Speculative Authentication
(or how to make pixel art your password)
Speculative Authentication is essentially reimagining the way we authenticate users. Instead of just creating things, to create ideas, about what could be, imagining possible futures. Rather than authenticating through a traditional password, a string of characters the user inputs, what if the authentication method looked like something else? But what?
How I became interested
A few weeks ago, I came across a website that documented a three-day meeting of a group of artists, designers and technologists. The purpose of this meeting was to reimagine how machine learning might be able to be used in authentication- but not using traditional methods like biometric data.
What they came up with was a bunch of quirky methods, one using collaboration as the key to unlock a message, while others used body movements and images to implement their own authentications.
As a somewhat newer programmer, I was hesistant to delve into machine learning yet, but I was curious about how I might go about implementing my own alternative method for authentication. What would that look like? How could I avoid using machine learning in doing so? What would the user inputs be? How could that be secured?
Enter Pixel Art
The first question I had after I decided to use pixel art as my method, is how can you translate the location of a pixel, it’s color, to something that can be saved, verified, and used to authenticate.
Well, convert it to a string of course.
Each pixel is an input that has a corresponding value. The value of the input is added onto an array that store the order of the input sequence and once the user is ready to sign up, the array is concatenated to create the password string.
And then some security things
The string is then hashed and salted using Bcrypt before being store in the database alongside the username.
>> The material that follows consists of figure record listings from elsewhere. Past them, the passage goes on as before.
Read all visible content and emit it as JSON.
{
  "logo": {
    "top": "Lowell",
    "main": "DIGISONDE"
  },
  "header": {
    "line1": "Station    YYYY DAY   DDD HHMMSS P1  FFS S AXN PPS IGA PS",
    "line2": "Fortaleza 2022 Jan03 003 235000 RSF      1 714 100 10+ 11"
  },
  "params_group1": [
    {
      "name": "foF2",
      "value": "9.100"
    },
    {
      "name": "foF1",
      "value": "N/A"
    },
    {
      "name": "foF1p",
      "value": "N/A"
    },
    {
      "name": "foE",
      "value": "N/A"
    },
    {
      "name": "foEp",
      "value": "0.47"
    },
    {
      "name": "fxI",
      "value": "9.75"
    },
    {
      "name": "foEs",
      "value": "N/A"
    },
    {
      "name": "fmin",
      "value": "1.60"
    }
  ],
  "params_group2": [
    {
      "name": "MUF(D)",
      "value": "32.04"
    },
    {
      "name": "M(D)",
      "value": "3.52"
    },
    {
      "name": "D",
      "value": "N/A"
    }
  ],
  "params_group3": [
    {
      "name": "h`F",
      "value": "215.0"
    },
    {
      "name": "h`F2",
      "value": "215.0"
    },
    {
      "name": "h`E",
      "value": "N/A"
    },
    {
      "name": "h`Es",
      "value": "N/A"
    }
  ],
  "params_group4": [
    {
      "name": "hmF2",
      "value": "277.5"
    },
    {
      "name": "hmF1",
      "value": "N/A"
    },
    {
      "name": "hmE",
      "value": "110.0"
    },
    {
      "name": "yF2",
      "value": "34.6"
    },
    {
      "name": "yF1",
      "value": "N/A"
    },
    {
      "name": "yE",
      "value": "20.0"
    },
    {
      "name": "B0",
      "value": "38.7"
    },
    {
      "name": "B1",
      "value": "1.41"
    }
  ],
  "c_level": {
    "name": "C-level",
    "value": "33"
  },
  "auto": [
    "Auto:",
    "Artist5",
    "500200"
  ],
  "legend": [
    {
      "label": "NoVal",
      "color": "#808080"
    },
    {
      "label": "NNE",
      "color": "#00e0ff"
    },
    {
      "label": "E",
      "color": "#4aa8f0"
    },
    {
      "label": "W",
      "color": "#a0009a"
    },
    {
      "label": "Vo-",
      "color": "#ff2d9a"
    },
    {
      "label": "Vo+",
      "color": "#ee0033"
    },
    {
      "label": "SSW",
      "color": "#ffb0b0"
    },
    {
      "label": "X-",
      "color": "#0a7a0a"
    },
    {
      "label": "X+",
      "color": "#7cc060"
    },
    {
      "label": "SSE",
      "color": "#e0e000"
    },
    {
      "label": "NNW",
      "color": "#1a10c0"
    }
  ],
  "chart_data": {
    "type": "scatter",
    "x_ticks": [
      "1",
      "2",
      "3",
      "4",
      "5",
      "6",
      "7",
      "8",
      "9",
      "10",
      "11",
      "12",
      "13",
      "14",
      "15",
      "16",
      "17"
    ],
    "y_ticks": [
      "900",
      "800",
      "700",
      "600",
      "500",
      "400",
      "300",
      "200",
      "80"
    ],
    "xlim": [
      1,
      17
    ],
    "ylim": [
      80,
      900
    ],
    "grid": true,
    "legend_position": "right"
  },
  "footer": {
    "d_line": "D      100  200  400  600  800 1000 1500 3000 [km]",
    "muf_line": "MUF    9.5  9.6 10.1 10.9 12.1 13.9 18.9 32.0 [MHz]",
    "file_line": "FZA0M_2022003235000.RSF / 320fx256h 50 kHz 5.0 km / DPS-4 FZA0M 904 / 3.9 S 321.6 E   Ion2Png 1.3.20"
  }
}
As of now, the username is just a string of characters - still playing with other ideas for creating an alternative user indentifier - perhaps another input of pixel art?
When the user login, a similar process ensues. The user inputs their sequence of pixels and bcrypt does its magic to determine whether the that matches up with the stored (hashed + salted) password.
I’m not claiming this authentication method is the most airtight, secure thing ever to hit the tech world. But it has been an interesting way to examine whether we can approach authentication a little differently. After all, CAPTCHA, face recognition + two-factor were new once too!
Now what?
That’s a good question. I’m hoping to use the pixel art authentication method on some smaller projects in the future. Perhaps do a little more work on the security side.
I’m also curious to experiment with further alternatives to authentication - what other methods can I try? How else can we reimagine what a password is?
And what other things can we reimagine?